还有难言的窒息感。
时琉本以为自己不会得到答案了,也不准备再问——她还记着他说的,很多事情于他不能问,不能提,不能抚慰,也不能忘记。
直到夜色里,那人清冷声线晦上低如渊又沉如岳的哑意。
“你便当它是……屠魔罢。”
那一声像幽深的叹,最后却又生拧作薄凉难消的讥诮笑意,“偌大仙门所求,无非是斩断天梯,永绝幽冥。”
——
“……风从龙!你糊涂啊!!”
仅余的残败火星零落在废墟般的天衍宗里,天机阁阁主雪希音的白胡子都发黑,却是老泪纵横:
“十万生灵,那是十万生灵!你屠的什么魔?!你与魔何异,啊?!!”
“自然!不!同!”风从龙一身残袍破衣,浑身伤痕却挣扎着跪起,连死死咬着字音的牙齿缝里都溢出鲜红的血,“万灵大阵,血祭的全都是妖!”
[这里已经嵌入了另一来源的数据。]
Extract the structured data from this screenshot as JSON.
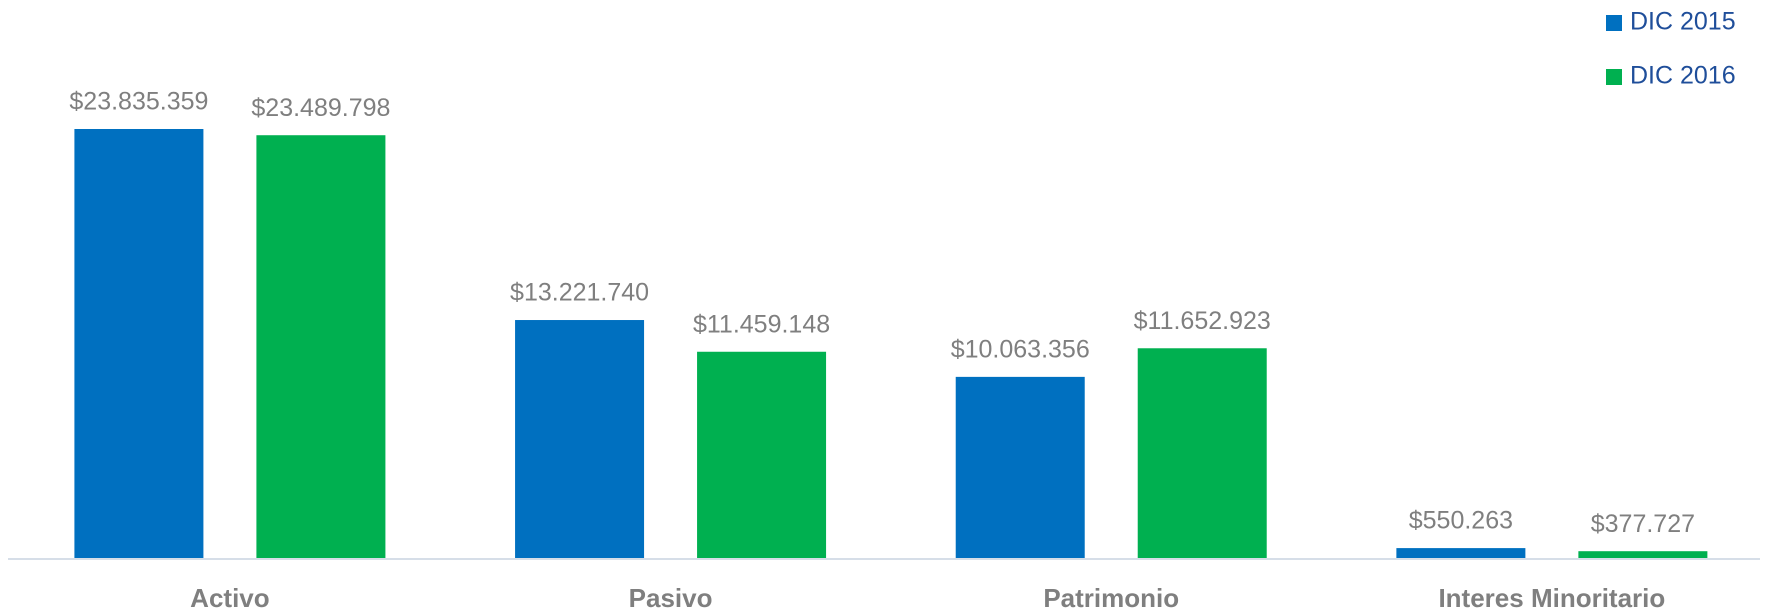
{
  "chart_data": {
    "type": "bar",
    "categories": [
      "Activo",
      "Pasivo",
      "Patrimonio",
      "Interes Minoritario"
    ],
    "series": [
      {
        "name": "DIC 2015",
        "color": "#0070c0",
        "values": [
          23835359,
          13221740,
          10063356,
          550263
        ],
        "value_labels": [
          "$23.835.359",
          "$13.221.740",
          "$10.063.356",
          "$550.263"
        ]
      },
      {
        "name": "DIC 2016",
        "color": "#00b050",
        "values": [
          23489798,
          11459148,
          11652923,
          377727
        ],
        "value_labels": [
          "$23.489.798",
          "$11.459.148",
          "$11.652.923",
          "$377.727"
        ]
      }
    ],
    "legend": "top-right"
  }
}
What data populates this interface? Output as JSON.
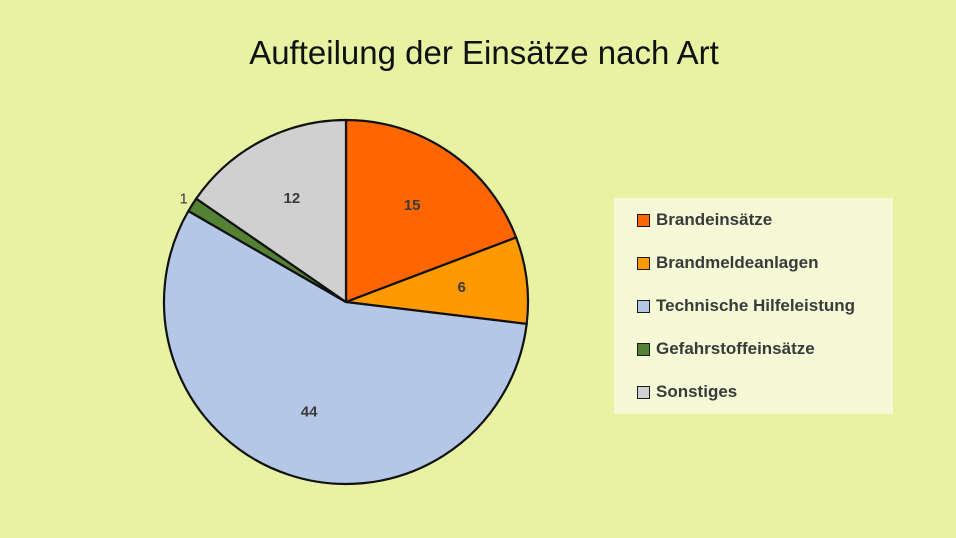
{
  "chart_data": {
    "type": "pie",
    "title": "Aufteilung der Einsätze nach Art",
    "slices": [
      {
        "label": "Brandeinsätze",
        "value": 15,
        "color": "#ff6600"
      },
      {
        "label": "Brandmeldeanlagen",
        "value": 6,
        "color": "#ff9900"
      },
      {
        "label": "Technische Hilfeleistung",
        "value": 44,
        "color": "#b4c7e7"
      },
      {
        "label": "Gefahrstoffeinsätze",
        "value": 1,
        "color": "#548235"
      },
      {
        "label": "Sonstiges",
        "value": 12,
        "color": "#d0d0d0"
      }
    ],
    "legend_position": "right",
    "data_labels": true
  }
}
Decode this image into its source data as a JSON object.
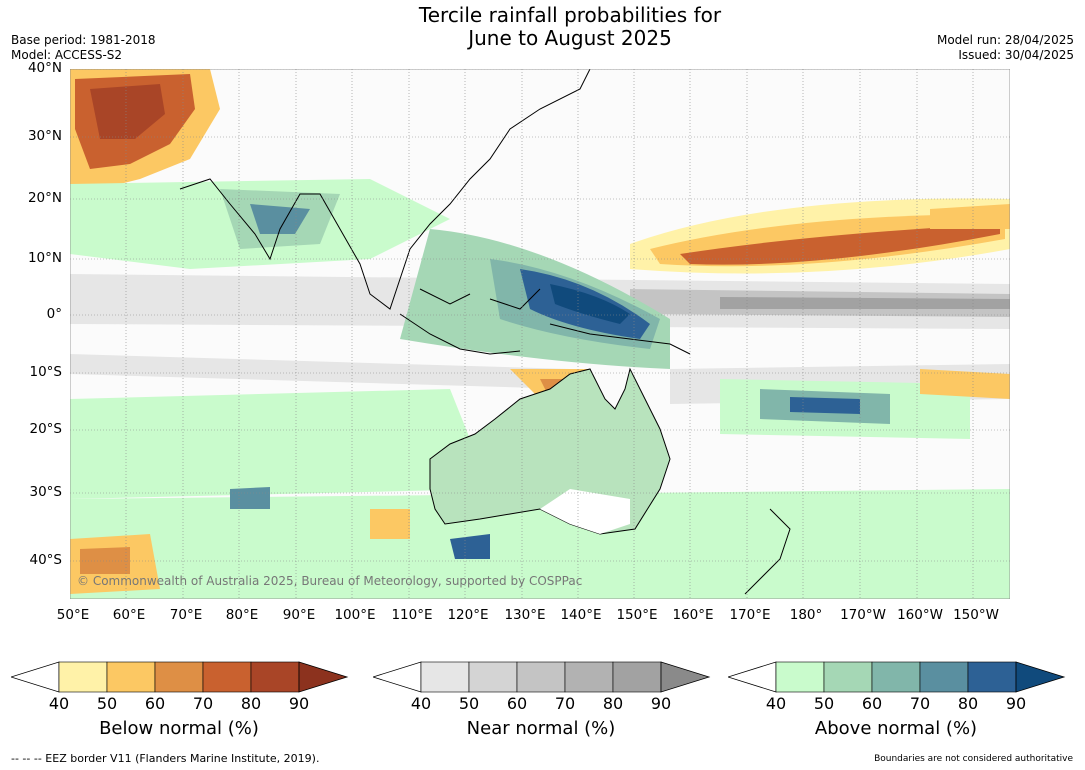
{
  "title_line1": "Tercile rainfall probabilities for",
  "title_line2": "June to August 2025",
  "meta_left": {
    "base_period": "Base period: 1981-2018",
    "model": "Model: ACCESS-S2"
  },
  "meta_right": {
    "model_run": "Model run: 28/04/2025",
    "issued": "Issued: 30/04/2025"
  },
  "lat_labels": [
    "40°N",
    "30°N",
    "20°N",
    "10°N",
    "0°",
    "10°S",
    "20°S",
    "30°S",
    "40°S"
  ],
  "lon_labels": [
    "50°E",
    "60°E",
    "70°E",
    "80°E",
    "90°E",
    "100°E",
    "110°E",
    "120°E",
    "130°E",
    "140°E",
    "150°E",
    "160°E",
    "170°E",
    "180°",
    "170°W",
    "160°W",
    "150°W"
  ],
  "copyright": "© Commonwealth of Australia 2025, Bureau of Meteorology, supported by COSPPac",
  "colorbars": [
    {
      "label": "Below normal (%)",
      "ticks": [
        "40",
        "50",
        "60",
        "70",
        "80",
        "90"
      ],
      "colors": [
        "#fff2a8",
        "#fcc863",
        "#de8f45",
        "#c9612f",
        "#a94527",
        "#8c321e"
      ]
    },
    {
      "label": "Near normal (%)",
      "ticks": [
        "40",
        "50",
        "60",
        "70",
        "80",
        "90"
      ],
      "colors": [
        "#e6e6e6",
        "#d4d4d4",
        "#c4c4c4",
        "#b2b2b2",
        "#a2a2a2",
        "#8a8a8a"
      ]
    },
    {
      "label": "Above normal (%)",
      "ticks": [
        "40",
        "50",
        "60",
        "70",
        "80",
        "90"
      ],
      "colors": [
        "#c9fbcc",
        "#a5d7b5",
        "#81b6aa",
        "#5a8fa0",
        "#2d6195",
        "#104a7c"
      ]
    }
  ],
  "footer_left": "--  --  -- EEZ border V11 (Flanders Marine Institute, 2019).",
  "footer_right": "Boundaries are not considered authoritative"
}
“他们生来为妖未作恶事又何其无辜?更何况他们还都只是些放进人族里尚未成年的孩子啊!”
“我说了它们是妖!非我族类其心必异!当杀!”
“你——你疯了!疯了!天衍宗上万年的仙门传承已然生生断送在你手里,你竟还不知悔改??!”
——
旧茶铺寂静着。
少女仰看天上渐渐散去的云后,依稀月影:“你好像,很不喜欢仙门弟子。”
“是。”
“为什么。”
魔垂抚着冰冷的翠玉长笛无声笑了,眉眼霜杀。